De 1772 à 1785 Benjamin Franklin – connu des amateurs de sciences français en raison de ses travaux sur la foudre – , est chargé d’une mission de soutien aux insurgés américains en révolte contre le roi d’Angleterre. Ils comptent sur sa notoriété pour lui permettre de se faire recevoir au Versailles de Louis XVI, afin d’y négocier l’envoi d’argent, de matériel ou de troupes pour se défendre contre l’armée anglaise bien décidée à mettre fin à la révolte de ses colonies outre Atlantique. Malheureusement, Louis XVI ne semble pas vraiment décidé à entendre parler d’un peuple souverain se révoltant contre la monarchie absolue, fusse-t-elle celle incarnée par George III de la maison de Hanovre.

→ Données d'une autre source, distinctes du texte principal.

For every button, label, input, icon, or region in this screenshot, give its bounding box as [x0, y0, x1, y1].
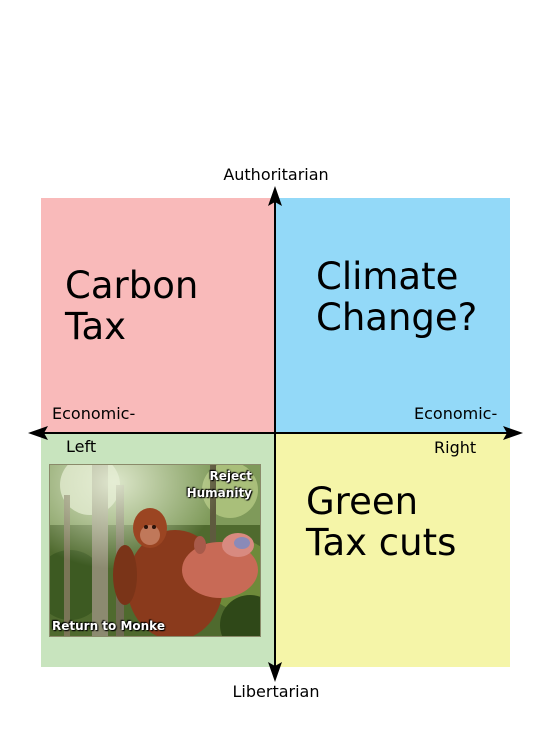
arrow-up-icon: [268, 186, 282, 206]
axis-label-economic-left-line2: Left: [66, 437, 97, 456]
meme-caption-bottom: Return to Monke: [52, 619, 165, 633]
quadrant-authoritarian-left: [41, 198, 275, 433]
orangutan-meme-image: Reject Humanity Return to Monke: [49, 464, 261, 637]
axis-label-economic-right-line2: Right: [434, 438, 477, 457]
arrow-right-icon: [503, 426, 523, 440]
axis-label-economic-left-line1: Economic-: [52, 404, 136, 423]
quadrant-text-top-left: Carbon Tax: [65, 264, 199, 348]
quadrant-text-bottom-right: Green Tax cuts: [306, 480, 457, 564]
quadrant-text-top-right: Climate Change?: [316, 255, 478, 339]
orangutan-photo-icon: [50, 465, 260, 636]
quadrant-libertarian-right: [275, 433, 510, 667]
axis-label-libertarian: Libertarian: [232, 682, 320, 701]
meme-caption-top-line1: Reject: [209, 469, 252, 483]
arrow-down-icon: [268, 662, 282, 682]
axis-label-authoritarian: Authoritarian: [223, 165, 329, 184]
axis-label-economic-right-line1: Economic-: [414, 404, 498, 423]
arrow-left-icon: [28, 426, 48, 440]
quadrant-authoritarian-right: [275, 198, 510, 433]
meme-caption-top-line2: Humanity: [186, 486, 252, 500]
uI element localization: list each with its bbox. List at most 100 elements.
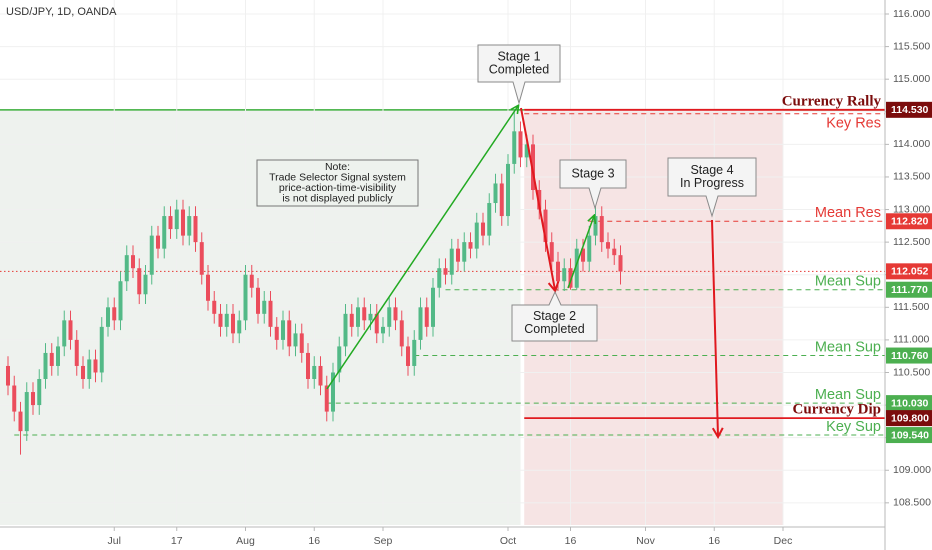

C’est sur la durée de cette mission française de Benjamin Franklin que revient la série de Tim Van Patten, écrite par Kirk Ellis et Howard Korder. Une série qui est le Marseille, le Lupin ou le Emily in Paris de Apple TV+ en somme, tant les décors de carte postale semblent destinés à promouvoir le tourisme dans la capitale. Alors, au vu des essais précédents des plateformes américaines pour conquérir le cœur des spectateurs hexagonaux avec des décors réels qu’ils reconnaissent, doit on craindre que tout le budget de production soit passé dans le tournage sur site (dans l’enceinte du château de Versailles que l’équipe de tournage a investi de juin à novembre 2022) ?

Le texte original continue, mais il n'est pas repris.